The key to transforming sleep from a battle to a balm is regular routine. Sleep hygiene, like dental hygiene, is a collection of healthy habits, a pattern that signals “sleepy time” to your brain. Same bed time, same nightly routine, a restful wind-down to the day.

“I stay up until I’m sleepy,” you protest. But here’s the thing: shining light into your eyes tells your suprachiasmatic nucleus, “It’s daytime! Stay awake.

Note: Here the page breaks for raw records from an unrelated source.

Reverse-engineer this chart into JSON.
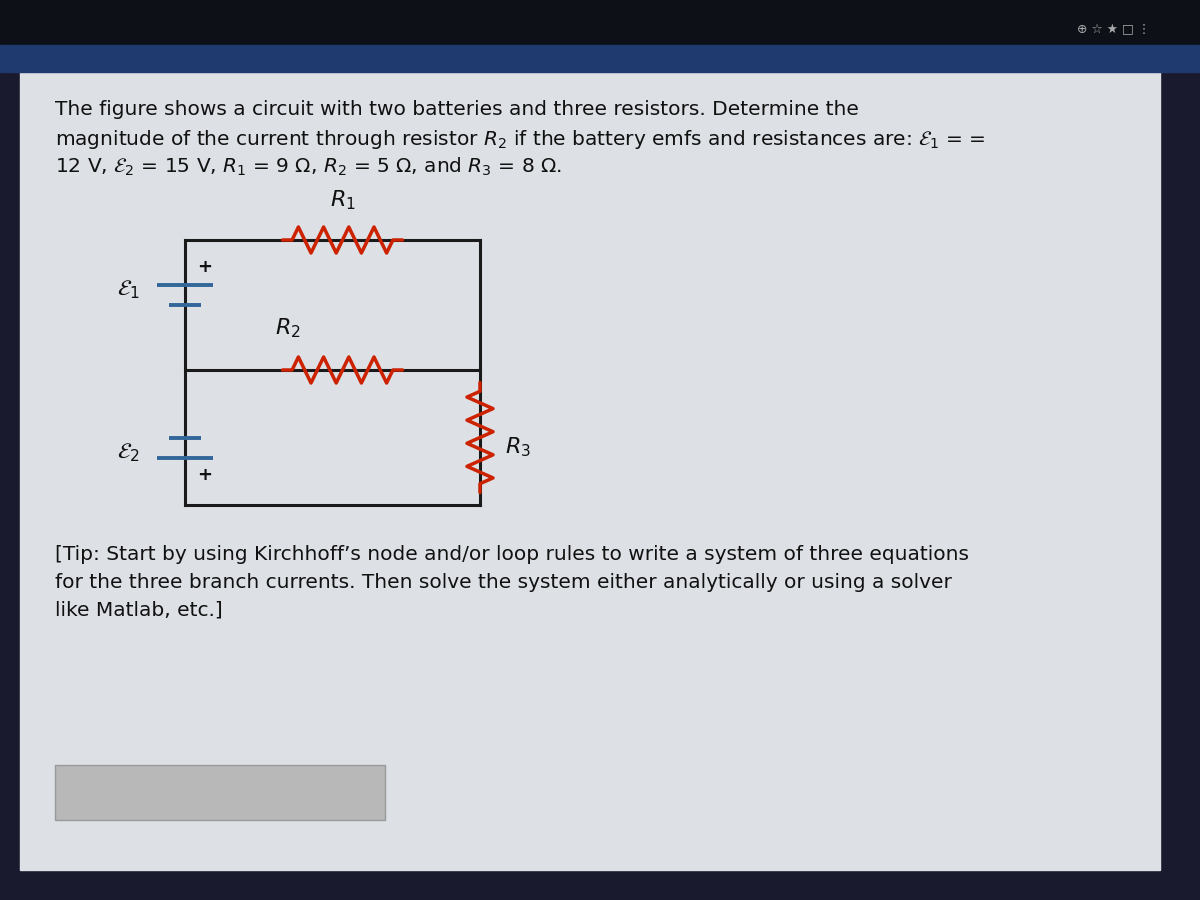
{
  "outer_bg": "#1a1a2e",
  "content_bg": "#dde0e5",
  "wire_color": "#1a1a1a",
  "resistor_color": "#cc2200",
  "battery_color": "#336699",
  "label_color": "#111111",
  "top_bar_color": "#1a3a6a",
  "answer_box_color": "#c0c0c0",
  "text_color": "#111111",
  "title_line1": "The figure shows a circuit with two batteries and three resistors. Determine the",
  "title_line2": "magnitude of the current through resistor $R_2$ if the battery emfs and resistances are: $\\mathcal{E}_1$ = =",
  "title_line3": "12 V, $\\mathcal{E}_2$ = 15 V, $R_1$ = 9 Ω, $R_2$ = 5 Ω, and $R_3$ = 8 Ω.",
  "tip_line1": "[Tip: Start by using Kirchhoff’s node and/or loop rules to write a system of three equations",
  "tip_line2": "for the three branch currents. Then solve the system either analytically or using a solver",
  "tip_line3": "like Matlab, etc.]"
}
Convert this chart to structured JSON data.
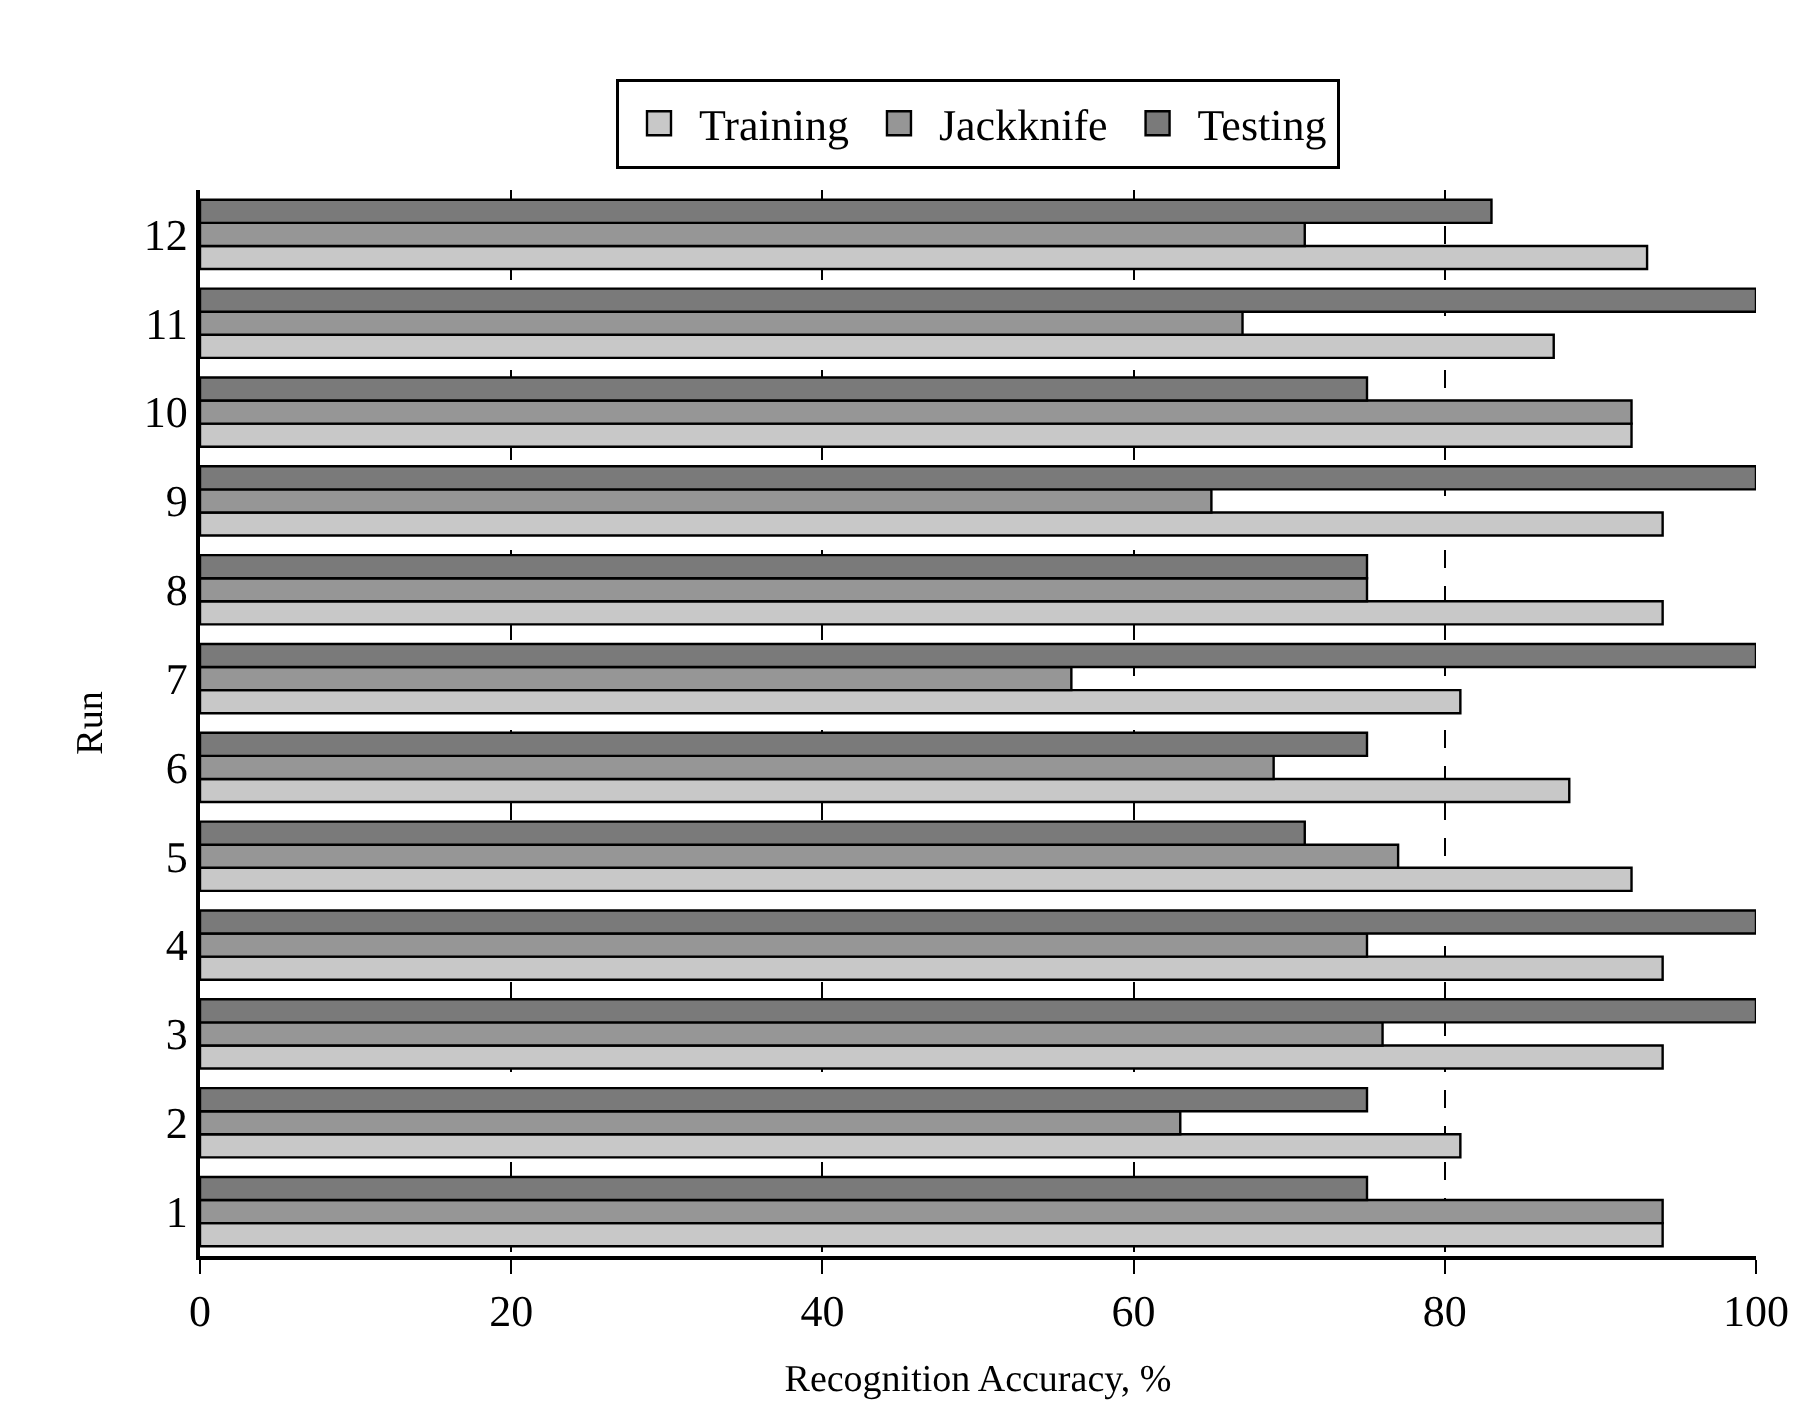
{
  "chart_data": {
    "type": "bar",
    "orientation": "horizontal",
    "xlabel": "Recognition Accuracy, %",
    "ylabel": "Run",
    "categories": [
      "12",
      "11",
      "10",
      "9",
      "8",
      "7",
      "6",
      "5",
      "4",
      "3",
      "2",
      "1"
    ],
    "series": [
      {
        "name": "Training",
        "color": "#c8c8c8",
        "values": [
          93,
          87,
          92,
          94,
          94,
          81,
          88,
          92,
          94,
          94,
          81,
          94
        ]
      },
      {
        "name": "Jackknife",
        "color": "#969696",
        "values": [
          71,
          67,
          92,
          65,
          75,
          56,
          69,
          77,
          75,
          76,
          63,
          94
        ]
      },
      {
        "name": "Testing",
        "color": "#7a7a7a",
        "values": [
          83,
          100,
          75,
          100,
          75,
          100,
          75,
          71,
          100,
          100,
          75,
          75
        ]
      }
    ],
    "xlim": [
      0,
      100
    ],
    "xticks": [
      0,
      20,
      40,
      60,
      80,
      100
    ],
    "grid": "x",
    "legend": "top"
  }
}
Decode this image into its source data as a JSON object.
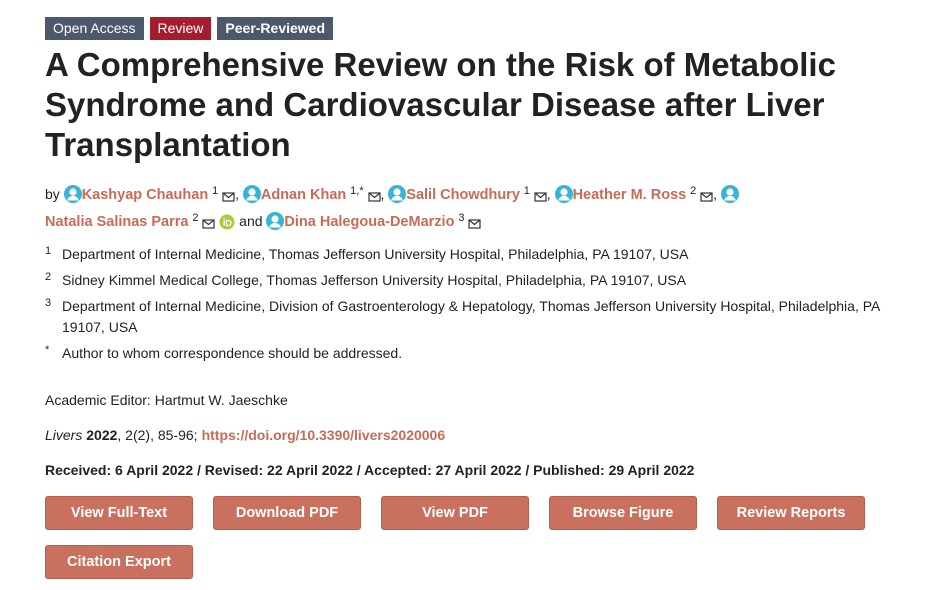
{
  "badges": [
    "Open Access",
    "Review",
    "Peer-Reviewed"
  ],
  "title": "A Comprehensive Review on the Risk of Metabolic Syndrome and Cardiovascular Disease after Liver Transplantation",
  "by": "by",
  "authors": [
    {
      "name": "Kashyap Chauhan",
      "sup": "1"
    },
    {
      "name": "Adnan Khan",
      "sup": "1,*"
    },
    {
      "name": "Salil Chowdhury",
      "sup": "1"
    },
    {
      "name": "Heather M. Ross",
      "sup": "2"
    },
    {
      "name": "Natalia Salinas Parra",
      "sup": "2",
      "orcid": true
    },
    {
      "name": "Dina Halegoua-DeMarzio",
      "sup": "3"
    }
  ],
  "separator": ",",
  "and": "and",
  "affiliations": [
    {
      "mark": "1",
      "text": "Department of Internal Medicine, Thomas Jefferson University Hospital, Philadelphia, PA 19107, USA"
    },
    {
      "mark": "2",
      "text": "Sidney Kimmel Medical College, Thomas Jefferson University Hospital, Philadelphia, PA 19107, USA"
    },
    {
      "mark": "3",
      "text": "Department of Internal Medicine, Division of Gastroenterology & Hepatology, Thomas Jefferson University Hospital, Philadelphia, PA 19107, USA"
    },
    {
      "mark": "*",
      "text": "Author to whom correspondence should be addressed."
    }
  ],
  "editor": "Academic Editor: Hartmut W. Jaeschke",
  "citation": {
    "journal": "Livers",
    "year": "2022",
    "details": ", 2(2), 85-96;",
    "doi": "https://doi.org/10.3390/livers2020006"
  },
  "dates": "Received: 6 April 2022 / Revised: 22 April 2022 / Accepted: 27 April 2022 / Published: 29 April 2022",
  "buttons": [
    "View Full-Text",
    "Download PDF",
    "View PDF",
    "Browse Figure",
    "Review Reports",
    "Citation Export"
  ]
}
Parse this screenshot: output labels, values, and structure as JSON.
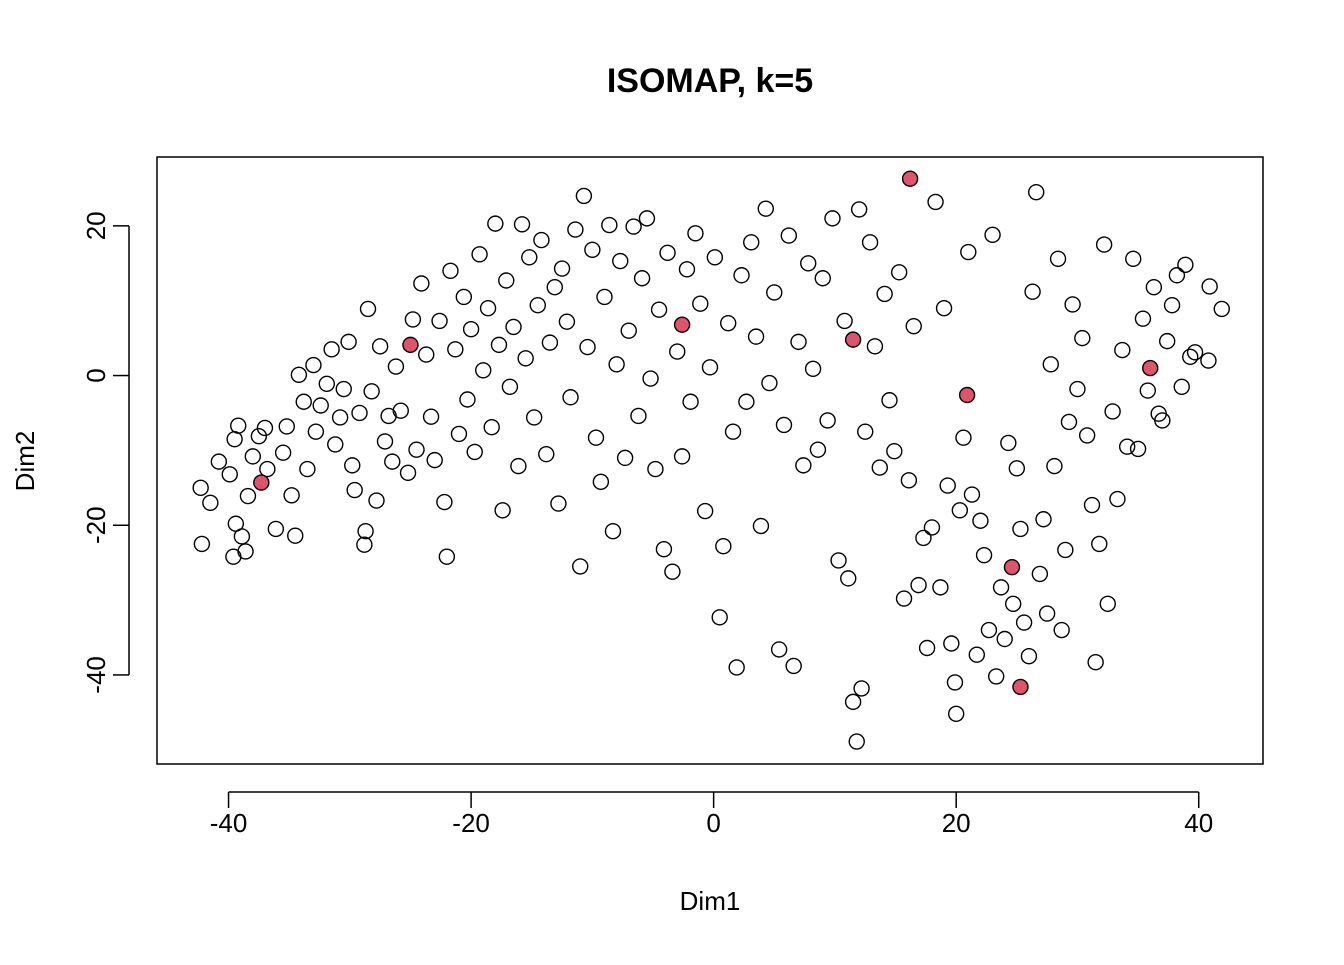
{
  "chart_data": {
    "type": "scatter",
    "title": "ISOMAP, k=5",
    "x_label": "Dim1",
    "y_label": "Dim2",
    "xlim": [
      -45.9,
      45.3
    ],
    "ylim": [
      -51.9,
      29.2
    ],
    "xticks": [
      -40,
      -20,
      0,
      20,
      40
    ],
    "yticks": [
      -40,
      -20,
      0,
      20
    ],
    "series": [
      {
        "color": "#000000",
        "filled": false,
        "x": [
          -42.3,
          -42.2,
          -41.5,
          -40.8,
          -39.9,
          -39.5,
          -39.2,
          -39.4,
          -39.6,
          -38.9,
          -38.6,
          -38.4,
          -38.0,
          -37.5,
          -37.0,
          -36.8,
          -36.1,
          -35.5,
          -35.2,
          -34.8,
          -34.5,
          -34.2,
          -33.8,
          -33.5,
          -33.0,
          -32.8,
          -32.4,
          -31.9,
          -31.5,
          -31.2,
          -30.8,
          -30.5,
          -30.1,
          -29.8,
          -29.6,
          -29.2,
          -28.8,
          -28.7,
          -28.5,
          -28.2,
          -27.8,
          -27.5,
          -27.1,
          -26.8,
          -26.5,
          -26.2,
          -25.8,
          -25.2,
          -24.8,
          -24.5,
          -24.1,
          -23.7,
          -23.3,
          -23.0,
          -22.6,
          -22.2,
          -22.0,
          -21.7,
          -21.3,
          -21.0,
          -20.6,
          -20.3,
          -20.0,
          -19.7,
          -19.3,
          -19.0,
          -18.6,
          -18.3,
          -18.0,
          -17.7,
          -17.4,
          -17.1,
          -16.8,
          -16.5,
          -16.1,
          -15.8,
          -15.5,
          -15.2,
          -14.8,
          -14.5,
          -14.2,
          -13.8,
          -13.5,
          -13.1,
          -12.8,
          -12.5,
          -12.1,
          -11.8,
          -11.4,
          -11.0,
          -10.7,
          -10.4,
          -10.0,
          -9.7,
          -9.3,
          -9.0,
          -8.6,
          -8.3,
          -8.0,
          -7.7,
          -7.3,
          -7.0,
          -6.6,
          -6.2,
          -5.9,
          -5.5,
          -5.2,
          -4.8,
          -4.5,
          -4.1,
          -3.8,
          -3.4,
          -3.0,
          -2.6,
          -2.2,
          -1.9,
          -1.5,
          -1.1,
          -0.7,
          -0.3,
          0.1,
          0.5,
          0.8,
          1.2,
          1.6,
          1.9,
          2.3,
          2.7,
          3.1,
          3.5,
          3.9,
          4.3,
          4.6,
          5.0,
          5.4,
          5.8,
          6.2,
          6.6,
          7.0,
          7.4,
          7.8,
          8.2,
          8.6,
          9.0,
          9.4,
          9.8,
          10.3,
          10.8,
          11.1,
          11.5,
          11.8,
          12.0,
          12.2,
          12.5,
          12.9,
          13.3,
          13.7,
          14.1,
          14.5,
          14.9,
          15.3,
          15.7,
          16.1,
          16.5,
          16.9,
          17.3,
          17.6,
          18.0,
          18.3,
          18.7,
          19.0,
          19.3,
          19.6,
          19.9,
          20.0,
          20.3,
          20.6,
          21.0,
          21.3,
          21.7,
          22.0,
          22.3,
          22.7,
          23.0,
          23.3,
          23.7,
          24.0,
          24.3,
          24.7,
          25.0,
          25.3,
          25.6,
          26.0,
          26.3,
          26.6,
          26.9,
          27.2,
          27.5,
          27.8,
          28.1,
          28.4,
          28.7,
          29.0,
          29.3,
          29.6,
          30.0,
          30.4,
          30.8,
          31.2,
          31.5,
          31.8,
          32.2,
          32.5,
          32.9,
          33.3,
          33.7,
          34.1,
          34.6,
          35.0,
          35.4,
          35.8,
          36.3,
          36.7,
          37.0,
          37.4,
          37.8,
          38.2,
          38.6,
          38.9,
          39.3,
          39.7,
          40.9,
          40.8,
          41.9
        ],
        "values": [
          -15,
          -22.5,
          -17,
          -11.5,
          -13.2,
          -8.5,
          -6.7,
          -19.8,
          -24.2,
          -21.5,
          -23.5,
          -16.1,
          -10.8,
          -8.1,
          -7.0,
          -12.5,
          -20.5,
          -10.3,
          -6.8,
          -16.0,
          -21.4,
          0.1,
          -3.5,
          -12.5,
          1.4,
          -7.5,
          -4.0,
          -1.1,
          3.5,
          -9.2,
          -5.6,
          -1.8,
          4.5,
          -12.0,
          -15.3,
          -5.0,
          -22.6,
          -20.8,
          8.9,
          -2.1,
          -16.7,
          3.9,
          -8.8,
          -5.4,
          -11.5,
          1.2,
          -4.7,
          -13.0,
          7.5,
          -9.9,
          12.3,
          2.8,
          -5.5,
          -11.3,
          7.3,
          -16.9,
          -24.2,
          14.0,
          3.5,
          -7.8,
          10.5,
          -3.2,
          6.2,
          -10.2,
          16.2,
          0.7,
          9.0,
          -6.9,
          20.3,
          4.1,
          -18.0,
          12.7,
          -1.5,
          6.5,
          -12.1,
          20.2,
          2.3,
          15.8,
          -5.6,
          9.4,
          18.1,
          -10.5,
          4.4,
          11.8,
          -17.1,
          14.3,
          7.2,
          -2.9,
          19.5,
          -25.5,
          24.0,
          3.8,
          16.8,
          -8.3,
          -14.2,
          10.5,
          20.1,
          -20.8,
          1.5,
          15.3,
          -11.0,
          6.0,
          19.9,
          -5.4,
          13.0,
          21.0,
          -0.4,
          -12.5,
          8.8,
          -23.2,
          16.4,
          -26.2,
          3.2,
          -10.8,
          14.2,
          -3.5,
          19.0,
          9.6,
          -18.1,
          1.1,
          15.8,
          -32.3,
          -22.8,
          7.0,
          -7.5,
          -39.0,
          13.4,
          -3.5,
          17.8,
          5.2,
          -20.1,
          22.3,
          -1.0,
          11.1,
          -36.6,
          -6.6,
          18.7,
          -38.8,
          4.5,
          -12.0,
          15.0,
          0.9,
          -9.9,
          13.0,
          -6.0,
          21.0,
          -24.7,
          7.3,
          -27.1,
          -43.6,
          -48.9,
          22.2,
          -41.8,
          -7.5,
          17.8,
          3.9,
          -12.3,
          10.9,
          -3.3,
          -10.1,
          13.8,
          -29.8,
          -14.0,
          6.6,
          -28.0,
          -21.7,
          -36.4,
          -20.3,
          23.2,
          -28.3,
          9.0,
          -14.7,
          -35.8,
          -41.0,
          -45.2,
          -18.0,
          -8.3,
          16.5,
          -15.9,
          -37.3,
          -19.4,
          -24.0,
          -34.0,
          18.8,
          -40.2,
          -28.3,
          -35.2,
          -9.0,
          -30.5,
          -12.4,
          -20.5,
          -33.0,
          -37.5,
          11.2,
          24.5,
          -26.5,
          -19.2,
          -31.8,
          1.5,
          -12.1,
          15.6,
          -34.0,
          -23.3,
          -6.2,
          9.5,
          -1.8,
          5.0,
          -8.0,
          -17.3,
          -38.3,
          -22.5,
          17.5,
          -30.5,
          -4.8,
          -16.5,
          3.4,
          -9.5,
          15.6,
          -9.8,
          7.6,
          -2.0,
          11.8,
          -5.1,
          -6.0,
          4.6,
          9.4,
          13.4,
          -1.5,
          14.8,
          2.5,
          3.1,
          11.9,
          2.0,
          8.9
        ]
      },
      {
        "color": "#DF536B",
        "filled": true,
        "x": [
          -37.3,
          -25.0,
          -2.6,
          11.5,
          16.2,
          20.9,
          36.0,
          24.6,
          25.3
        ],
        "values": [
          -14.3,
          4.1,
          6.8,
          4.8,
          26.3,
          -2.6,
          1.0,
          -25.6,
          -41.6
        ]
      }
    ]
  }
}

Stay awaaaaaake!” If you’re punting on the internet, you’re not going to get sleepy. Not at the right time, anyway.

I’ve read up a lot on good sleep habits and, previously, practiced them rigorously, to get debilitating daytime sleepiness under control. In college I underwent an all-night-and-all-day sleep study (ugh, it was awful); results were inconclusive but various pharmacological solutions were bandied about. And I thought: I don’t need to be medicated; I can beat this. For more than a decade, I have, but habits have been sloppy lately, with bedtime slipping later and later. Time to change that.

As important as flossing and folic acid, make sleep hygiene a habit. Close the laptop, perform your nightly ablutions, and get into bed.

Take willpower out of the equation

My sage friend Aneel gave me the most useful advice on sleep hygiene. Willpower, he says, is a resource you deplete. At the end of the day, you’re tapped out. Therefore, any decision that relies on willpower—the decision to go to bed, for example—is likely to be made… poorly.

The solution is to take the decision out of your hands. To wit, automate it. Schedule the computer to shut down.

Script those zees

(Outside the US, do people “catch some zeds”?) I need something taken care of without having to think about it? PowerShell!

I created a PowerShell script that warns me to wrap up my work, then sets the computer to sleep. I call that script from a Windows scheduled task.

Caveat emptor. To write this script, I picked up pieces of PowerShell and stuck them together with mud and spit. Please make a better version, put it in a gist, and link to it in the comments. Sleepy nerds will thank you.

Start the Task Scheduler, select Create Task, create a daily trigger a little before bedtime, and set the action to run your PowerShell script.

Create Task in Windows Task Scheduler

Create new Action, set action type to Run a Program, enter PowerShell as the command

It’s currently set later than I’d ultimately like, but if I made too drastic a change all at once, I’d just flout myself and restart the computer. So this is a compromise, a deal I’m making with myself for now. Incremental improvements.

I won’t tell you what time it was when I wrote that script. Heh.